I’ve battled depression and anxiety for decades. There are, and have been a number of triggers that have caused and cause both to surface. Trust that I have worked diligently to get a grip on this debilitating condition. These “triggers”, or things that start the many facets of anxiety and depression; the overwhelming feelings of sadness, nervousness and panic, come and go. The key is to recognize these triggers when they come, and to quickly move away from them. There are methods that I have learned, to take control. Within these methods, in some cases, is the necessity to move away from the places and people that have caused the triggers.

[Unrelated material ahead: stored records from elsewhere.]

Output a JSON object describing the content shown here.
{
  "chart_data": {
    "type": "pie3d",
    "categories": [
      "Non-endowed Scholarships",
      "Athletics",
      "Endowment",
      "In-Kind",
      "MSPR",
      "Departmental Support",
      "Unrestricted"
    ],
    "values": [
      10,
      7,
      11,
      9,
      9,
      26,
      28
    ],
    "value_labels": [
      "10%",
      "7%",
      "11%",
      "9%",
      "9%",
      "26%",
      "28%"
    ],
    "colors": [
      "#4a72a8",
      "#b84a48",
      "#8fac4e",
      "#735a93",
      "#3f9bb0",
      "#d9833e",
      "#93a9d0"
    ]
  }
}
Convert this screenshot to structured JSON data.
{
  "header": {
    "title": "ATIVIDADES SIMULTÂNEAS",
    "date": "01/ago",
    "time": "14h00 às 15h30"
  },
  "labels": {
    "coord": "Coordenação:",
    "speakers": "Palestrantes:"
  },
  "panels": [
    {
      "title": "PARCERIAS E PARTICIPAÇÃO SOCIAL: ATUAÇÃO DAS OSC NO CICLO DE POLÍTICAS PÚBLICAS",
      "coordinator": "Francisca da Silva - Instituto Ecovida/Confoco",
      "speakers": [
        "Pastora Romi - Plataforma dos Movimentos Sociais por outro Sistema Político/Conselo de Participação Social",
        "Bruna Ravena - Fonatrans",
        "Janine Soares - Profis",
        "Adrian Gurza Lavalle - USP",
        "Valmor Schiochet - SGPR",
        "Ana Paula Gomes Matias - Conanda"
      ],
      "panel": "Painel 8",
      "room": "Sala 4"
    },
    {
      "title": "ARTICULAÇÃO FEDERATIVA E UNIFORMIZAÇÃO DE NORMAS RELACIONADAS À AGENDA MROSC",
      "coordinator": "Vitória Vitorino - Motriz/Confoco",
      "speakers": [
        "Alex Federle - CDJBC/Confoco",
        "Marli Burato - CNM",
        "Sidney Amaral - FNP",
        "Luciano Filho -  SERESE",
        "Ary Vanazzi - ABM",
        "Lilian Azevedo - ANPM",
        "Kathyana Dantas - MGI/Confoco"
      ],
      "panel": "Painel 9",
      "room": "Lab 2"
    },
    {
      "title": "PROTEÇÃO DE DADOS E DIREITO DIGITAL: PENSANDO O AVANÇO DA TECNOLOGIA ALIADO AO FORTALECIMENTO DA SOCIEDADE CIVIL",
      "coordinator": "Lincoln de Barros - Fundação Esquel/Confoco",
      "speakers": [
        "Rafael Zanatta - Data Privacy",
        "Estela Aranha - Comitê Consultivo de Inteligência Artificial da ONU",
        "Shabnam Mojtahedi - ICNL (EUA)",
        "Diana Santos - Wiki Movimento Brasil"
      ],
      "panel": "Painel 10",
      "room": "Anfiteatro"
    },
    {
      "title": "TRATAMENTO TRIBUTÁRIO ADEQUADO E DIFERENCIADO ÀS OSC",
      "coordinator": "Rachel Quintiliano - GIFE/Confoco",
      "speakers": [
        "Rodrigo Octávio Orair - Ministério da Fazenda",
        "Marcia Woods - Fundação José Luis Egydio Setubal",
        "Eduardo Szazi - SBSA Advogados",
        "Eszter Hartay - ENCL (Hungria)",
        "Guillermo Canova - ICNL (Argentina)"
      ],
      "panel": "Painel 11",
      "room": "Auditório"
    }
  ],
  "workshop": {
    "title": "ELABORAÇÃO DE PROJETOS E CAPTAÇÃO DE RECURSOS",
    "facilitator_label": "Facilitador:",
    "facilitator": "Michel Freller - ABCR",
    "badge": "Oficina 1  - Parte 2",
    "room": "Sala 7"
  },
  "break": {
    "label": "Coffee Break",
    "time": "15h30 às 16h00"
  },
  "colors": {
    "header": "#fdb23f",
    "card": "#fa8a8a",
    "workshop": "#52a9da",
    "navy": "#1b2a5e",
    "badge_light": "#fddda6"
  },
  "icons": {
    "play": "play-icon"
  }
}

I used to have a drinking problem. It took walking away from the people who chose to keep engaging in drinking heavily. It took dumping the alcohol down the drain, and not buying more. It took keeping the alcohol menus at restaurants behind something on the table. When those triggers were out of sight; the partying until morning, the many drinks, the lack of self-control, they were out of mind.
I spend a lot of time with things that bring me peace and joy. I keep them in sight and in mind. I read helpful information, I read His Word, and I meditate on the many great things that these things bring. I keep my family in sight. I keep my hobbies in sight. I keep the bad habits way off in the distance, as well as the triggers. I keep people who are good to be around. The sights in which I now choose, keep my mind at ease.